I’ve been ranting about all the nonsense nutrition “experts” are putting out because I still need solutions and all this bad “advice” isn’t helping. Weight loss is the relatively easy part (as all my posts on this show) and I’m relatively confident I’ll make my goals, even with some temporary blips off plan. But maintenance is the big challenge. Like most people I’ve lost weight before and since I’m doing this I’ve obviously gained it back (or more). Now I must succeed at staying low since that’s why actual valid nutritional information is so important to me and why I’m so frustrated with all the terrible information available.
I know that long-term I need more balanced food intake. I know long-term I can not sustain my level of exercise. I know I’ve ignored “nutrition” and only focused on weight loss and long-term I need to pay attention to proper nutrition (if I could ever find out what that is). And I want to live, not starving all the time. Before being a weight loss fanatic I was a foodie, loving to try new food, esp. having gotten into bread baking. I don’t want to give that up. That meal yesterday at the restaurant was a real treat, way more enjoyable than merely the quality of the restaurant.

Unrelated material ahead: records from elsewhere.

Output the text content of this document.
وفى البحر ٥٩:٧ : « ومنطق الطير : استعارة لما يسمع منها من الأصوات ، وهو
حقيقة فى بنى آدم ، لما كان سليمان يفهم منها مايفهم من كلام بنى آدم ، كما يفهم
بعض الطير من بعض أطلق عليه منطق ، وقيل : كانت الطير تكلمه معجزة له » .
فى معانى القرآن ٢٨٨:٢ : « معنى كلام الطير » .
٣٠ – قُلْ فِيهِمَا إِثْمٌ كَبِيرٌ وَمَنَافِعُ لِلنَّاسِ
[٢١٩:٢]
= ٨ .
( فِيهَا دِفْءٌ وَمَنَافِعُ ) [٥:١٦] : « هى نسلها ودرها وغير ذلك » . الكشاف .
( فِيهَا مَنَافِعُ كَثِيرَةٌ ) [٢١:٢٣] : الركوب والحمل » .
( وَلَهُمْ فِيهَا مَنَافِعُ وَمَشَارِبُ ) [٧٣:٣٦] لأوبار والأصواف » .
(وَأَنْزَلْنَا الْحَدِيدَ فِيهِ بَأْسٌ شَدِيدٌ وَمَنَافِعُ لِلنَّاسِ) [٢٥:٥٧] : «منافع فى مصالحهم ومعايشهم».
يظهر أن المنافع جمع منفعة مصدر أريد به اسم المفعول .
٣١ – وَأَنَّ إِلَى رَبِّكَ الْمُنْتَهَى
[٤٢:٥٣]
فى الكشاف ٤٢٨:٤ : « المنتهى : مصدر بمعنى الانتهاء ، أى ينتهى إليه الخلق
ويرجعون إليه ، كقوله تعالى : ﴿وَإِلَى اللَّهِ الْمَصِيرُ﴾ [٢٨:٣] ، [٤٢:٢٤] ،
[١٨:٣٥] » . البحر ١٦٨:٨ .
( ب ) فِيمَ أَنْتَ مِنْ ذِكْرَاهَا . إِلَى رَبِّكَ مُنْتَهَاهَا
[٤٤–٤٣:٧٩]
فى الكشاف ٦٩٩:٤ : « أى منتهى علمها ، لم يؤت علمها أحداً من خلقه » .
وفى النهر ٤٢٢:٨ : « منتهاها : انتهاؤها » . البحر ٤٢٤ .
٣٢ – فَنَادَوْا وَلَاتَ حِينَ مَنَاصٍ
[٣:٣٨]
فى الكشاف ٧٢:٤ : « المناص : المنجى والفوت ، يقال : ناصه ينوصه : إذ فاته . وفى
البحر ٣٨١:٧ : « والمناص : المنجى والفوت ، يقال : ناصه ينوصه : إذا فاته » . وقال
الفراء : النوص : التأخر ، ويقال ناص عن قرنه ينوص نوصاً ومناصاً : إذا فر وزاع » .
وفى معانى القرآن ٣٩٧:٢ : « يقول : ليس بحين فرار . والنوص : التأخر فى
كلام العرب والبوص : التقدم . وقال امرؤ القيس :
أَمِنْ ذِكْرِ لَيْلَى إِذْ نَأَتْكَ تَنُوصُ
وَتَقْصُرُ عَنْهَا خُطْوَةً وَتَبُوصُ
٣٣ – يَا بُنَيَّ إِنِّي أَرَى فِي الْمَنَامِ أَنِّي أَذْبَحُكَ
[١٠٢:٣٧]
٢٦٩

I want to be able to eat food that tastes good and is fun to eat. I don’t want food to be original sin and I have to eat awful stuff just as penance and I don’t want to be doing self-mortification like so many of the food nuts are. Eating repulsive food as part of some life-denying health kick or trendy fad is not what I want. This doesn’t mean I want junk food ro that I won’t “improve” what I was doing, but I just don’t want any of these unscientific, unappealing self-flagellating awful diets that so many advocate.
If I’m going to worry about getting healthy (healthier since I actually don’t have verifiable health problems) and therefore live longer I want to LIVE not just have more empty and unhappy days on this planet.